Some of the sub “neighborhoods” within the spread are less recognized (or perceptible) than others. For their significant and historical architecture two enclaves stand out,  The Villa, situated along Pulaski, the Metra Union Pacific/Northwest rail line, Hamlin and Addison; and Old Irving Park, bounded by Montrose, Pulaski, Addison and Kostner Avenue. Other areas include Independence Park set by Irving Park Road, I-90/94, Elston Avenue and Addison.  West Walker is within Montrose, Irving Park Road, Pulaski and Central Park Avenue. The east region of Irving Park is also known as California Park, broken by Montrose, Addison, Kedzie Avenue and the river.

As a whole Irving Park is dedicated to preserving its significant history. The Irving Park Historical Society was founded in 1984 with this goal in mind. A Society survey documented hundreds of buildings in use which predate 1894, many dating as far back as the 1870s. Some remain intact while many have been modified or remodeled.

A number of structures have been cited as landmarks, including Carl Schurz High School and the Steven Race House. In the 1980s the Chicago Landmark Commission named 43 other buildings as potential landmarks.

Public amenities, services, civic organizations

Independence Park is the centerpiece of neighborhood recreation. The Irving Park YMCA is further west in Irving Park Road. To the east, the McFetridge Sports Center provides an indoor ice rink and tennis facilities.

Several sub-neighborhoods support their own community associations including West Walker, Independence Park and Old Irving Park.

Housing

The  age and make-up of the historic homes means large, classic and high-priced single family housing with Queen Anne, Victorian and Italianate homes. A few farmhouses and numerous bungalows are available. There is variety in style and price. Prices range from the high $60s to $2.5 million with an average of $350,000. There is significant affordable rental housing in Irving Park. Well-kept and very reasonable, particularly in the form of low-rises, 2-10 unit apartment and condo units are plentiful.

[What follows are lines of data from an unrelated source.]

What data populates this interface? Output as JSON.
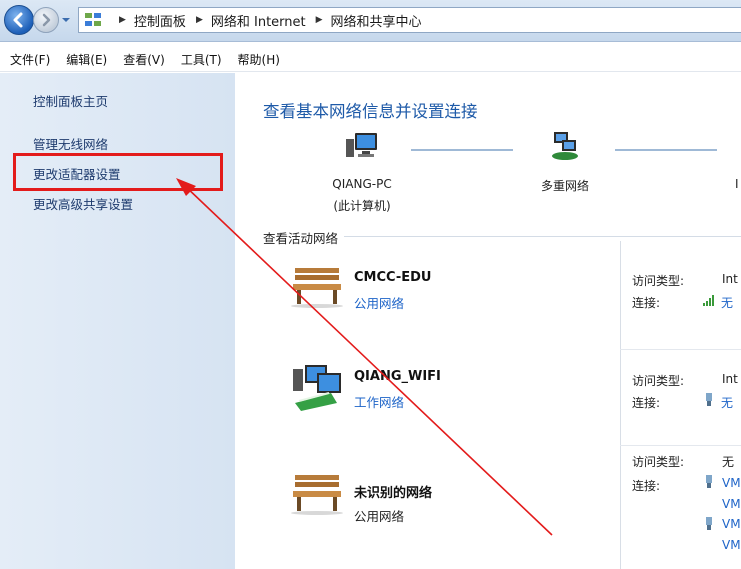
{
  "breadcrumb": {
    "items": [
      "控制面板",
      "网络和 Internet",
      "网络和共享中心"
    ]
  },
  "menu": {
    "items": [
      "文件(F)",
      "编辑(E)",
      "查看(V)",
      "工具(T)",
      "帮助(H)"
    ]
  },
  "sidebar": {
    "items": [
      {
        "label": "控制面板主页"
      },
      {
        "label": "管理无线网络"
      },
      {
        "label": "更改适配器设置"
      },
      {
        "label": "更改高级共享设置"
      }
    ]
  },
  "main": {
    "title": "查看基本网络信息并设置连接",
    "map": {
      "computer_name": "QIANG-PC",
      "computer_sub": "(此计算机)",
      "network_label": "多重网络",
      "internet_label": "I"
    },
    "active_title": "查看活动网络",
    "networks": [
      {
        "name": "CMCC-EDU",
        "type": "公用网络",
        "icon": "bench-icon",
        "access_label": "访问类型:",
        "access_value": "Int",
        "conn_label": "连接:",
        "conn_values": [
          "无"
        ]
      },
      {
        "name": "QIANG_WIFI",
        "type": "工作网络",
        "icon": "work-network-icon",
        "access_label": "访问类型:",
        "access_value": "Int",
        "conn_label": "连接:",
        "conn_values": [
          "无"
        ]
      },
      {
        "name": "未识别的网络",
        "type": "公用网络",
        "icon": "bench-icon",
        "access_label": "访问类型:",
        "access_value": "无",
        "conn_label": "连接:",
        "conn_values": [
          "VM",
          "VM",
          "VM",
          "VM"
        ]
      }
    ]
  },
  "colors": {
    "highlight": "#e31b1b",
    "link": "#1e64c8",
    "title": "#1e5aa8"
  }
}
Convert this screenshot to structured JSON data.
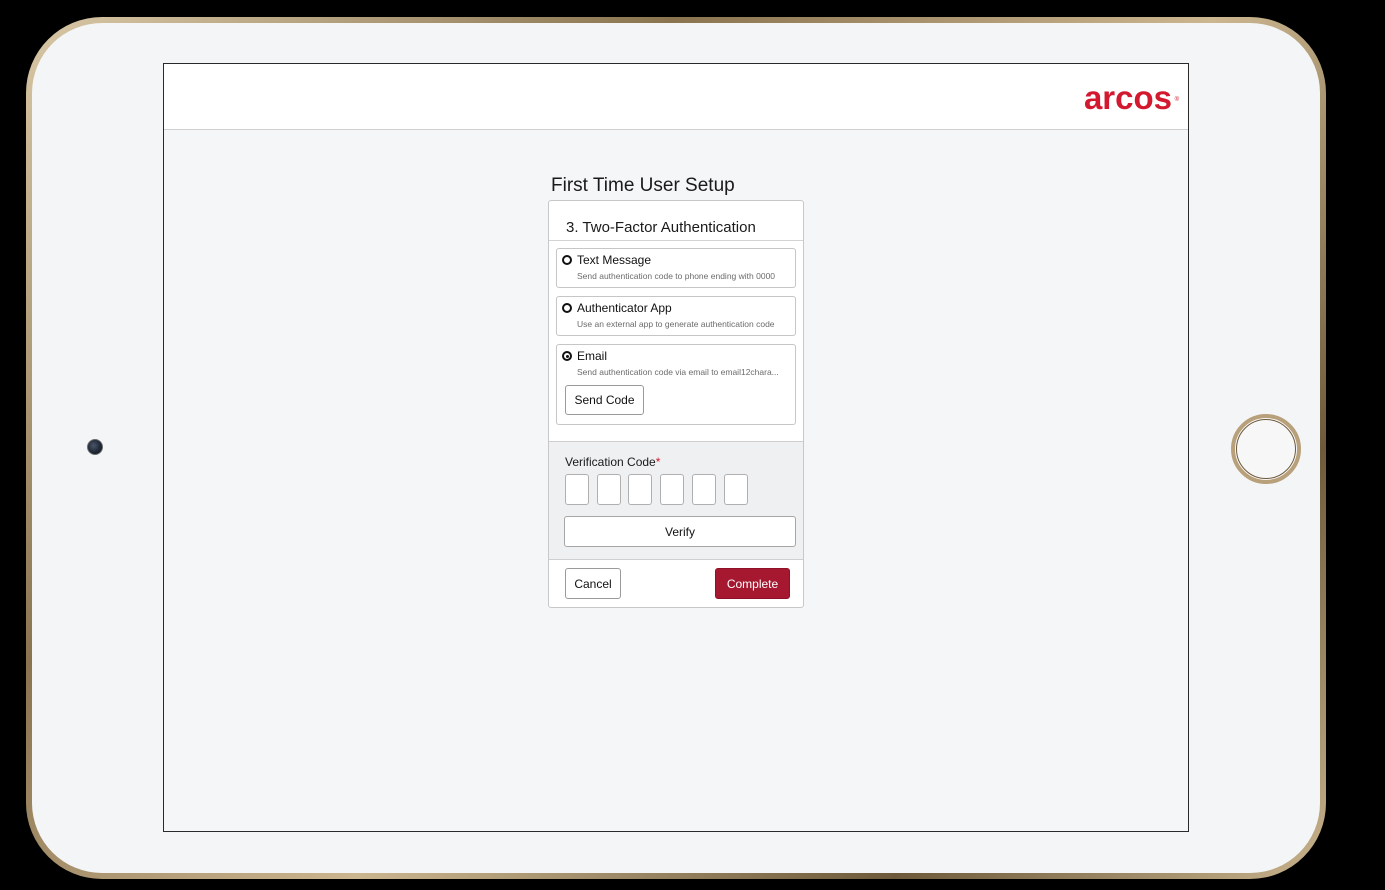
{
  "header": {
    "logo_text": "arcos",
    "logo_mark": "®"
  },
  "page": {
    "title": "First Time User Setup"
  },
  "card": {
    "step_title": "3. Two-Factor Authentication",
    "options": [
      {
        "label": "Text Message",
        "description": "Send authentication code to phone ending with 0000",
        "selected": false
      },
      {
        "label": "Authenticator App",
        "description": "Use an external app to generate authentication code",
        "selected": false
      },
      {
        "label": "Email",
        "description": "Send authentication code via email to email12chara...",
        "selected": true
      }
    ],
    "send_code_label": "Send Code",
    "verification": {
      "label": "Verification Code",
      "required_marker": "*",
      "code_digits": [
        "",
        "",
        "",
        "",
        "",
        ""
      ],
      "verify_label": "Verify"
    },
    "cancel_label": "Cancel",
    "complete_label": "Complete"
  },
  "colors": {
    "brand_red": "#d3192f",
    "complete_button": "#a5182f",
    "device_frame": "#b7a07a"
  },
  "icons": {
    "radio_unselected": "radio-unselected-icon",
    "radio_selected": "radio-selected-icon"
  }
}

Recent new low-rise condo construction has dotted the Irving Park Road corridor. New single family home developments in Irving Park have been completed on the west border within the last 3 years.

Transportation

The CTA Blue Line runs through Irving Park, with stops at Addison, Irving Park/Pulaski, and Montrose. For frequent travelers this means a short 20 minute train ride to O”Hare Airport. Chicago Metra stops at Irving Park Road. I-90/94 crosses the neigborhood with numerous exits.

Shopping, dining and nightlife

For shoppers, Irving Park is not even the Marginal Mile. Auto repair, light industrial shops, and service businesses make up most of the commercial strips. Irving Park is well served by grocery and convenience stores.

Irving Park’s great advantage is its quick routes into the city’s action. But, pleasant corner bars and taverns, like McNamara’s, can be found. The Abbey Pub remains a popular live music venue. Hidden gem dining spots range from higher-line fare at Sabatinos or five-star barbeque at Smoque.  Some newer bar/restaurants on the east end, like Pitchfork, have opened since 2009.

Schools

Carl Schurz High School and Irving Park Middle School public schools serve the neighborhood. St Viator Elementary and Park View Lutheran are private schools serving the neighborhood.